MARAKNYA ritel modern menjadi perhatian khusus bagi aktivis Banten. Terutama soal dana publik yang diambil dari konsumen. Karena jumlahnya yang relatif besar.
Khoirun Huda menilai, bahwa waralaba begitu menjamur. Keberadaan Alfamart maupun Indomaret betul-betul sudah tidak terbendung. Hal ini harus menjadi perhatian serius civil society. Terlebih kerap menggalang dana publik.
“Dana yang diambil dari konsumen harus dibuka ke publik. Agar distribusinya jelas. Masyarakat perlu tahu soal aliran uang yang bersumber dari donasi konsumen”, ujar pria yang pernah menjadi direktur Sekolah Demokrasi ini.
Lebih lanjut, menurut Huda, jika masyarakat ingin mengetahui ke mana dana tersebut diberikan, bisa dengan mengajukan permohonan informasi publik. Surat tersebut diajukan ke ritel yang dimaksud. Baik Alfamart maupun Indomaret.
“Kedua ritel itu wajib memberi informasi aliran dana yang terkumpul. Siapa saja yang menjadi penerima manfaat. Termasuk besaran dan teknis penggunaannya”, sambung pria paruh baya saat diwawancara wartawan vinus.id.

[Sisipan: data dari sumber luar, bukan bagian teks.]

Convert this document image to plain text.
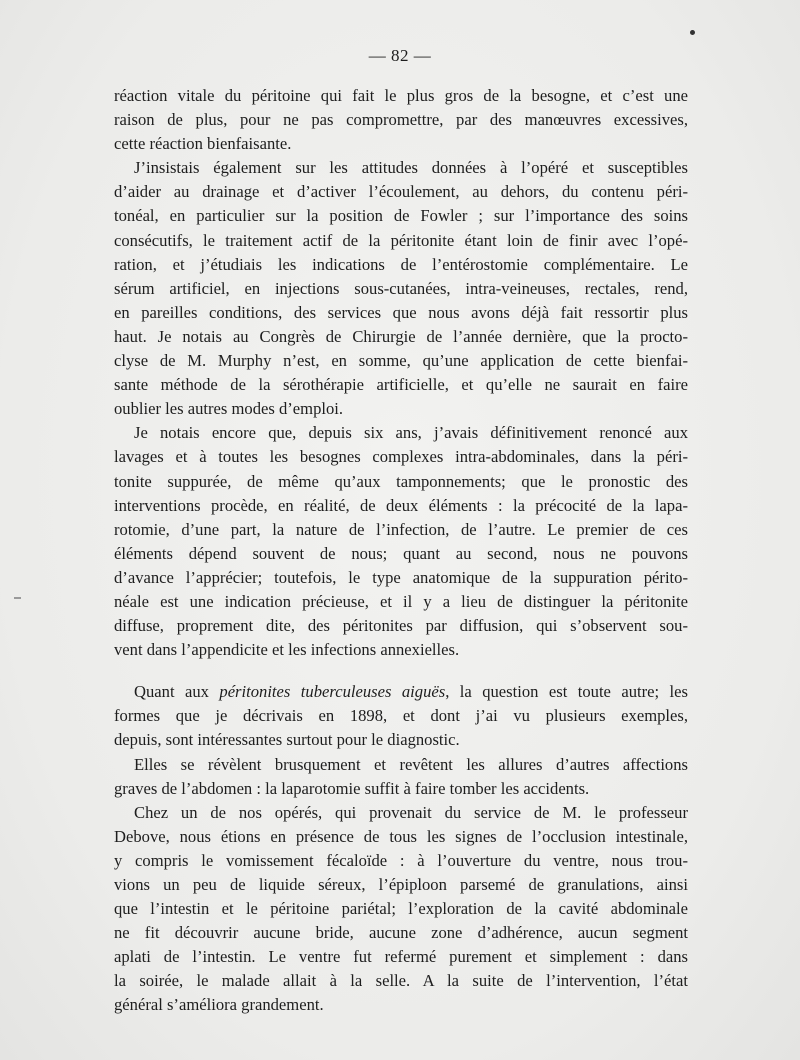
— 82 —
réaction vitale du péritoine qui fait le plus gros de la besogne, et c’est une
raison de plus, pour ne pas compromettre, par des manœuvres excessives,
cette réaction bienfaisante.
J’insistais également sur les attitudes données à l’opéré et susceptibles
d’aider au drainage et d’activer l’écoulement, au dehors, du contenu péri-
tonéal, en particulier sur la position de Fowler ; sur l’importance des soins
consécutifs, le traitement actif de la péritonite étant loin de finir avec l’opé-
ration, et j’étudiais les indications de l’entérostomie complémentaire. Le
sérum artificiel, en injections sous-cutanées, intra-veineuses, rectales, rend,
en pareilles conditions, des services que nous avons déjà fait ressortir plus
haut. Je notais au Congrès de Chirurgie de l’année dernière, que la procto-
clyse de M. Murphy n’est, en somme, qu’une application de cette bienfai-
sante méthode de la sérothérapie artificielle, et qu’elle ne saurait en faire
oublier les autres modes d’emploi.
Je notais encore que, depuis six ans, j’avais définitivement renoncé aux
lavages et à toutes les besognes complexes intra-abdominales, dans la péri-
tonite suppurée, de même qu’aux tamponnements; que le pronostic des
interventions procède, en réalité, de deux éléments : la précocité de la lapa-
rotomie, d’une part, la nature de l’infection, de l’autre. Le premier de ces
éléments dépend souvent de nous; quant au second, nous ne pouvons
d’avance l’apprécier; toutefois, le type anatomique de la suppuration périto-
néale est une indication précieuse, et il y a lieu de distinguer la péritonite
diffuse, proprement dite, des péritonites par diffusion, qui s’observent sou-
vent dans l’appendicite et les infections annexielles.
Quant aux péritonites tuberculeuses aiguës, la question est toute autre; les
formes que je décrivais en 1898, et dont j’ai vu plusieurs exemples,
depuis, sont intéressantes surtout pour le diagnostic.
Elles se révèlent brusquement et revêtent les allures d’autres affections
graves de l’abdomen : la laparotomie suffit à faire tomber les accidents.
Chez un de nos opérés, qui provenait du service de M. le professeur
Debove, nous étions en présence de tous les signes de l’occlusion intestinale,
y compris le vomissement fécaloïde : à l’ouverture du ventre, nous trou-
vions un peu de liquide séreux, l’épiploon parsemé de granulations, ainsi
que l’intestin et le péritoine pariétal; l’exploration de la cavité abdominale
ne fit découvrir aucune bride, aucune zone d’adhérence, aucun segment
aplati de l’intestin. Le ventre fut refermé purement et simplement : dans
la soirée, le malade allait à la selle. A la suite de l’intervention, l’état
général s’améliora grandement.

Masih menurut Huda, anggaran yang terkumpul tentu sangat besar. Dan karena menyangkut urusan publik, masyarakat perlu untuk mendapat informasi. Jauh dari itu, realisasinya harus juga terasa.
“Baik dana publik yang dihimpun oleh ritel modern maupun CSR, idealnya harus diterima oleh wilayah sekitar. Artinya, dana tersebut sesungguhnya lebih optimal jika diberikan kepada masyarakat Tangerang. Bisa melalui OKP, Ormas, atau Pesantren”, sambungnya.
Persoalan dana publik mengemuka saat diskusi yang diadakan Visi Nusantara. Acara yang dilaksanakan pada Kamis, 13/02 ini menyoal Perda Penataan Ritel Modern dan Pembinaan Pedagang Kecil. Berlokasi di Aula Vinus.